John left his home at the age of seventeen to help his brother-in-law in Glasgow and here again three years in the meticulous craft of cabinet making without doubt did much to develop the talent that bore invaluable fruit in the preparation and mounting of his anatomical specimens. Only once in later life did John Hunter return to " Long Calderwood" -after the death of his mother in November, 1751 (just two hundred years ago) when he came to collect his sister Janet, then a widow, and take her back to London with him. All this is of particular interest to-day in that recently there has been formed a body known as " The East Kilbride Development Corporation," whose purpose is to establish a building estate in the neighbourhood. It is stimulating to hear, as I recently have from Professor J. D. Mackie of the Scottish History Department of the University of Glasgow, that this Corporation, under the able Chairmanship of Sir Patrick Dollan, has acquired the property of " Long Calderwood " (which was not originally in the development area) with the specific purpose of protecting it and maintaining it as a national memorial.
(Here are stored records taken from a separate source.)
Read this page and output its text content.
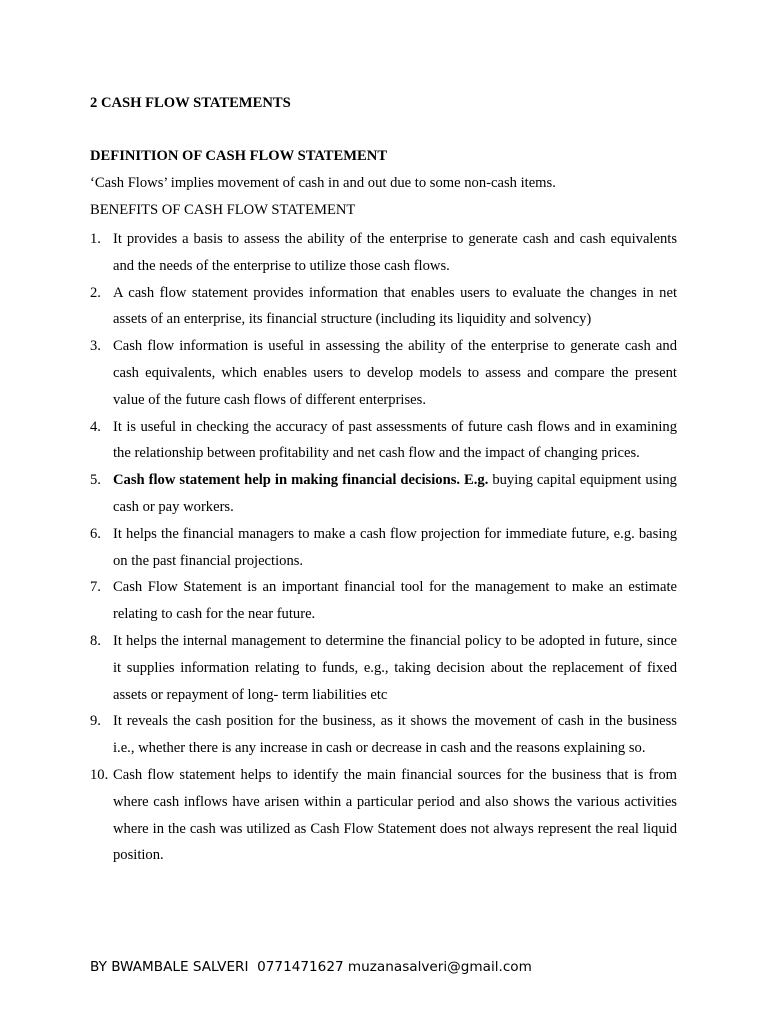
2 CASH FLOW STATEMENTS
DEFINITION OF CASH FLOW STATEMENT
‘Cash Flows’ implies movement of cash in and out due to some non-cash items.
BENEFITS OF CASH FLOW STATEMENT
1. It provides a basis to assess the ability of the enterprise to generate cash and cash equivalents and the needs of the enterprise to utilize those cash flows.
2. A cash flow statement provides information that enables users to evaluate the changes in net assets of an enterprise, its financial structure (including its liquidity and solvency)
3. Cash flow information is useful in assessing the ability of the enterprise to generate cash and cash equivalents, which enables users to develop models to assess and compare the present value of the future cash flows of different enterprises.
4. It is useful in checking the accuracy of past assessments of future cash flows and in examining the relationship between profitability and net cash flow and the impact of changing prices.
5. Cash flow statement help in making financial decisions. E.g. buying capital equipment using cash or pay workers.
6. It helps the financial managers to make a cash flow projection for immediate future, e.g. basing on the past financial projections.
7. Cash Flow Statement is an important financial tool for the management to make an estimate relating to cash for the near future.
8. It helps the internal management to determine the financial policy to be adopted in future, since it supplies information relating to funds, e.g., taking decision about the replacement of fixed assets or repayment of long- term liabilities etc
9. It reveals the cash position for the business, as it shows the movement of cash in the business i.e., whether there is any increase in cash or decrease in cash and the reasons explaining so.
10. Cash flow statement helps to identify the main financial sources for the business that is from where cash inflows have arisen within a particular period and also shows the various activities where in the cash was utilized as Cash Flow Statement does not always represent the real liquid position.
BY BWAMBALE SALVERI  0771471627 muzanasalveri@gmail.com
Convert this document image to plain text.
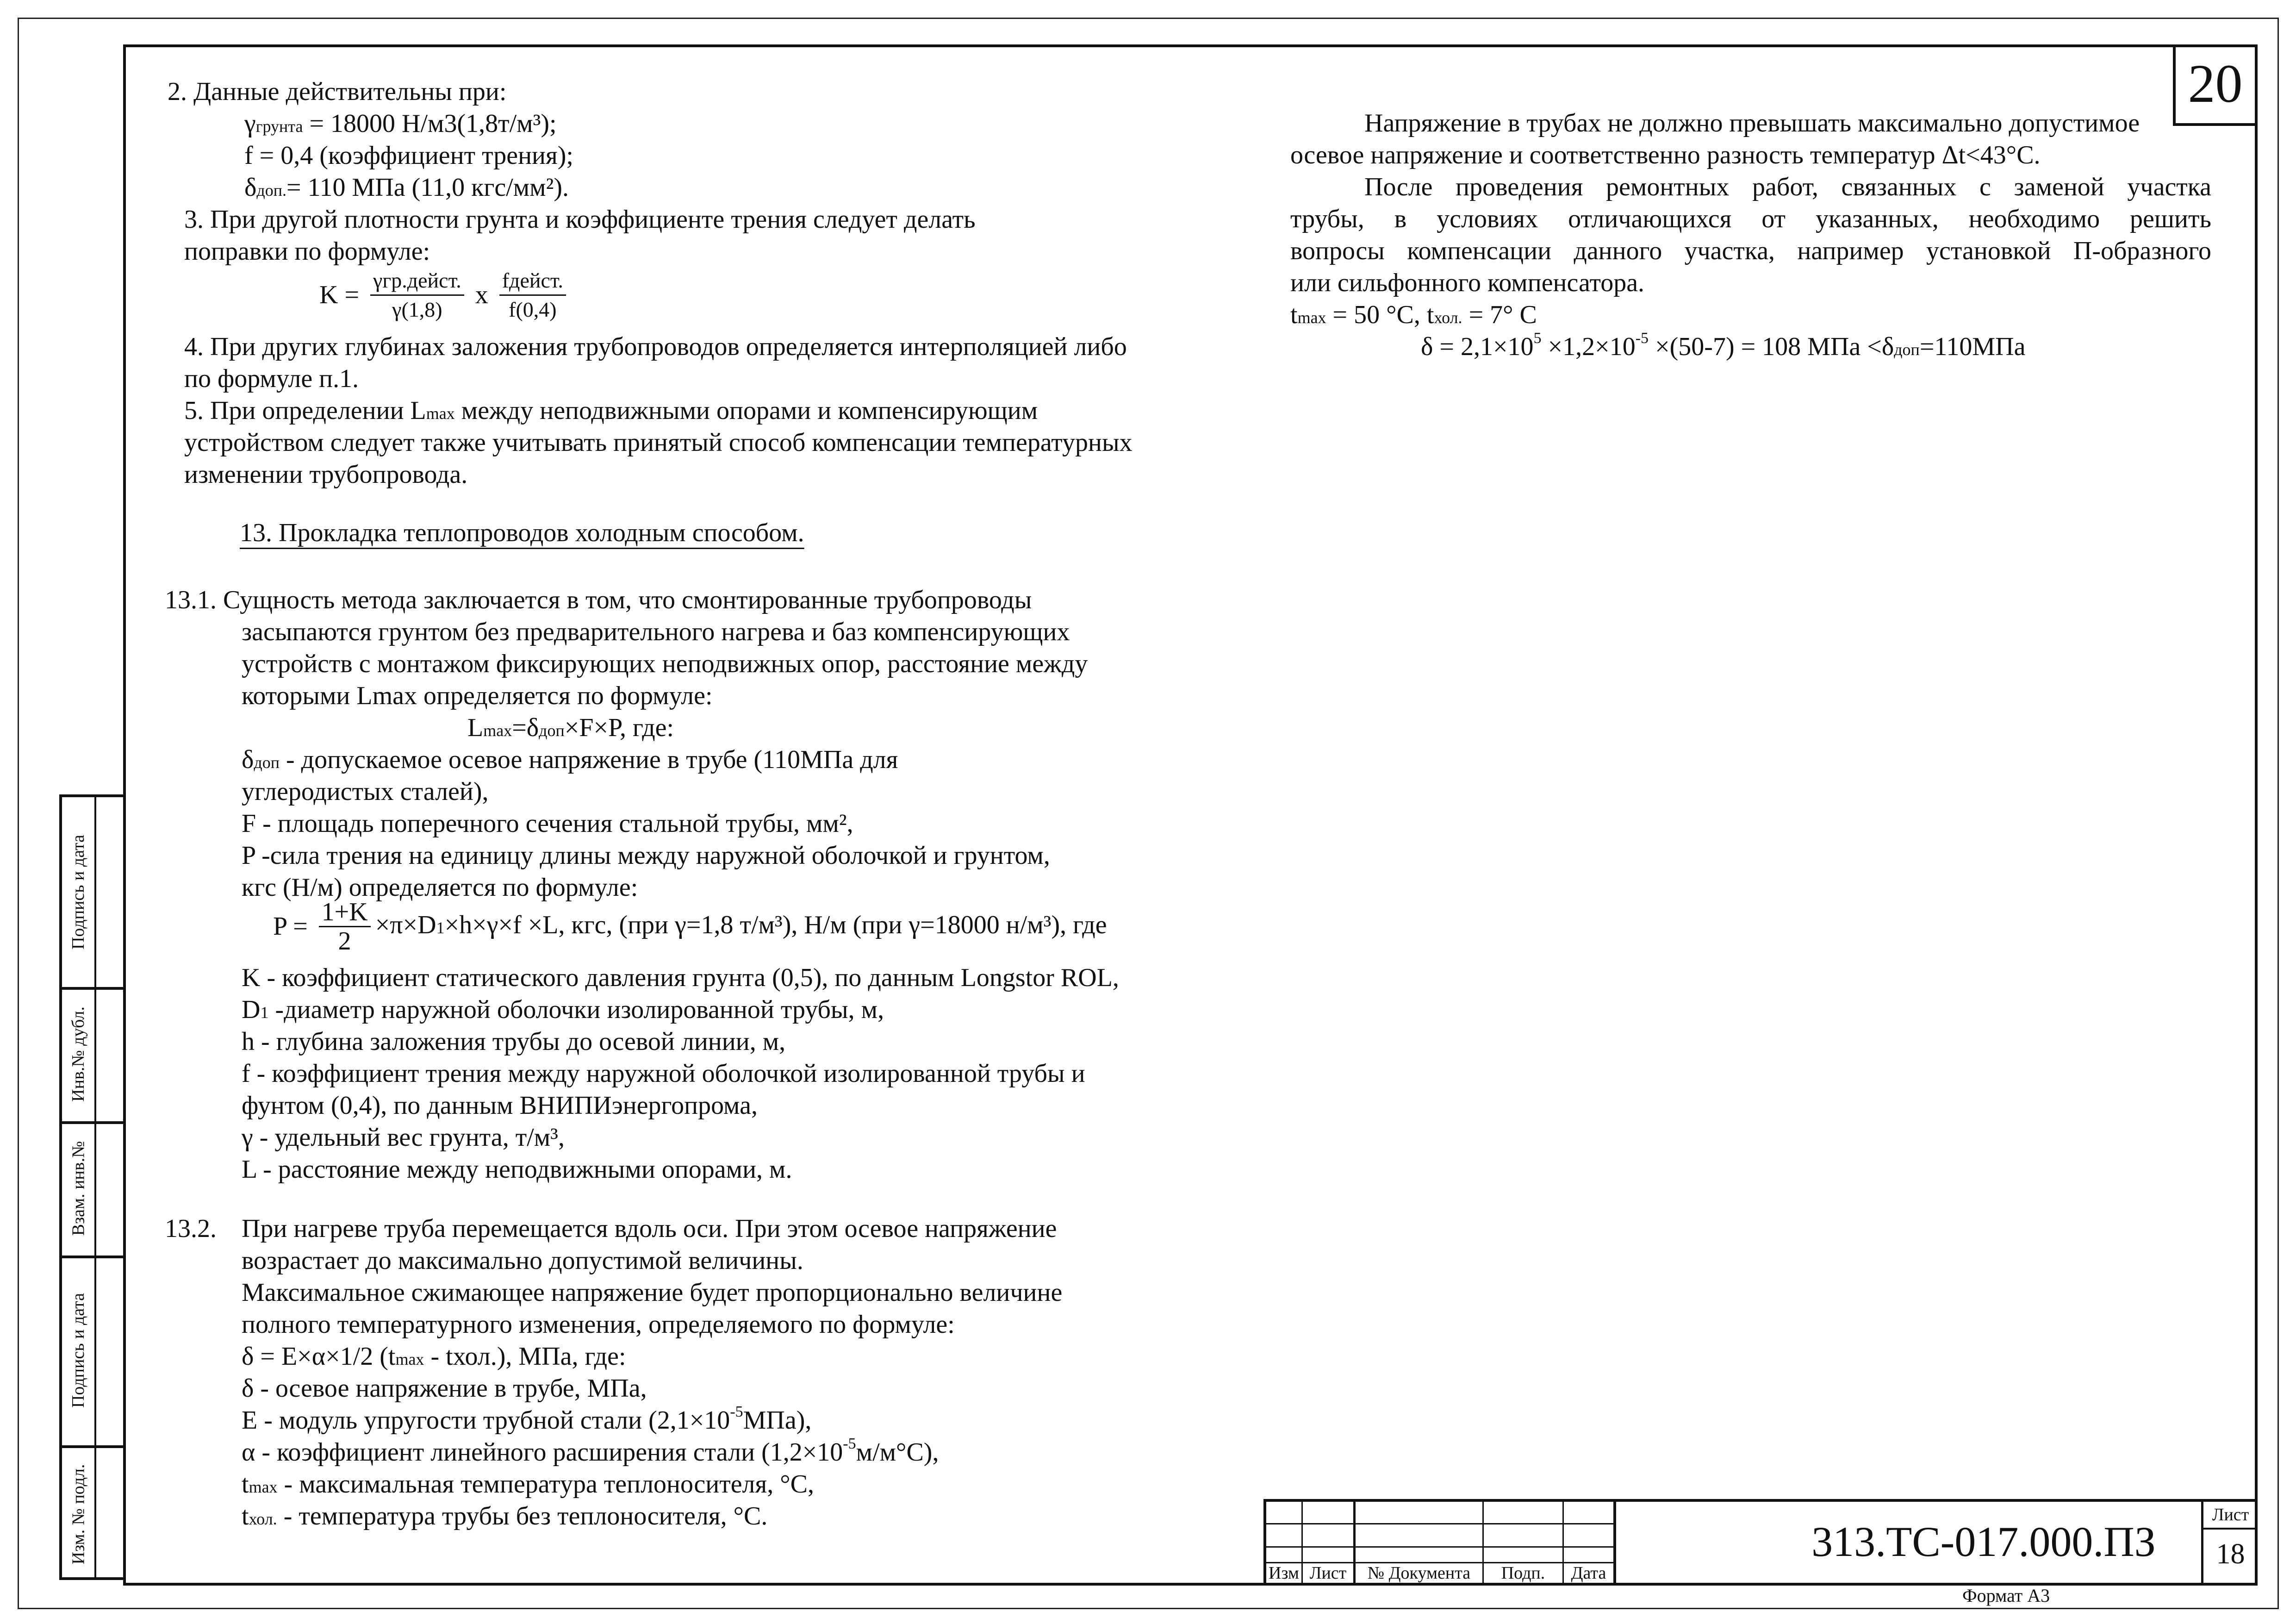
20
2. Данные действительны при:
γгрунта = 18000 Н/м3(1,8т/м³);
f = 0,4 (коэффициент трения);
δдоп.= 110 МПа (11,0 кгс/мм²).
3. При другой плотности грунта и коэффициенте трения следует делать
поправки по формуле:
$K = \frac{\text{γгр.дейст.}}{\gamma(1,8)}$ x $\frac{\text{fдейст.}}{f(0,4)}$
4. При других глубинах заложения трубопроводов определяется интерполяцией либо
по формуле п.1.
5. При определении Lmax между неподвижными опорами и компенсирующим
устройством следует также учитывать принятый способ компенсации температурных
изменении трубопровода.
13. Прокладка теплопроводов холодным способом.
13.1. Сущность метода заключается в том, что смонтированные трубопроводы
засыпаются грунтом без предварительного нагрева и баз компенсирующих
устройств с монтажом фиксирующих неподвижных опор, расстояние между
которыми Lmax определяется по формуле:
Lmax=δдоп×F×P, где:
δдоп - допускаемое осевое напряжение в трубе (110МПа для
углеродистых сталей),
F - площадь поперечного сечения стальной трубы, мм²,
P -сила трения на единицу длины между наружной оболочкой и грунтом,
кгс (Н/м) определяется по формуле:
$P = \frac{1+K}{2} \times\pi\times D1\times h\times\gamma\times f \times L$, кгс, (при γ=1,8 т/м³), Н/м (при γ=18000 н/м³), где
K - коэффициент статического давления грунта (0,5), по данным Longstor ROL,
D1 -диаметр наружной оболочки изолированной трубы, м,
h - глубина заложения трубы до осевой линии, м,
f - коэффициент трения между наружной оболочкой изолированной трубы и
фунтом (0,4), по данным ВНИПИэнергопрома,
γ - удельный вес грунта, т/м³,
L - расстояние между неподвижными опорами, м.
13.2. При нагреве труба перемещается вдоль оси. При этом осевое напряжение
возрастает до максимально допустимой величины.
Максимальное сжимающее напряжение будет пропорционально величине
полного температурного изменения, определяемого по формуле:
δ = E×α×1/2 (tmax - tхол.), МПа, где:
δ - осевое напряжение в трубе, МПа,
E - модуль упругости трубной стали $(2,1\times 10^{-5}МПа)$,
α - коэффициент линейного расширения стали $(1,2\times 10^{-5}м/м^\circ С)$,
tmax - максимальная температура теплоносителя, °С,
tхол. - температура трубы без теплоносителя, °С.
Напряжение в трубах не должно превышать максимально допустимое
осевое напряжение и соответственно разность температур Δt<43°С.
После проведения ремонтных работ, связанных с заменой участка
трубы, в условиях отличающихся от указанных, необходимо решить
вопросы компенсации данного участка, например установкой П-образного
или сильфонного компенсатора.
tmax = 50 °С, tхол. = 7° С
$\delta = 2,1\times 10^5 \times 1,2\times 10^{-5} \times(50-7) = 108$ МПа <δдоп=110МПа
Подпись и дата
Инв.№ дубл.
Взам. инв.№
Подпись и дата
Изм. № подл.
Изм Лист	№ Документа	Подп.	Дата
313.ТС-017.000.ПЗ
Лист
18
Формат А3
The Corporation is apparently very much alive to the historical importance of the property and aim to preserve it as far as possible in its existing condition-some of the rooms being exactly as they were in Hunter's day. The farm is still being actively worked and the present owner (Mr. Strang) is very proud of the Hunter connection. His interest and courtesy have only to be experienced to be appreciated-and it is to be hoped that as many Fellows and Members of the College as have the opportunity will do so. (For help in the compilation of these notes I should like to express my gratitude to Mr. R. Rudolph, Curator of the Hunterian Society Museum, and to Dr. Mather Cordiner, C.B.E., for the loan of " Two Great Scotsmen, William and John Hunter" written in 1893 by his godfather, Dr. George E. R. Mather, M.D., F.F.P.S. Glasgow).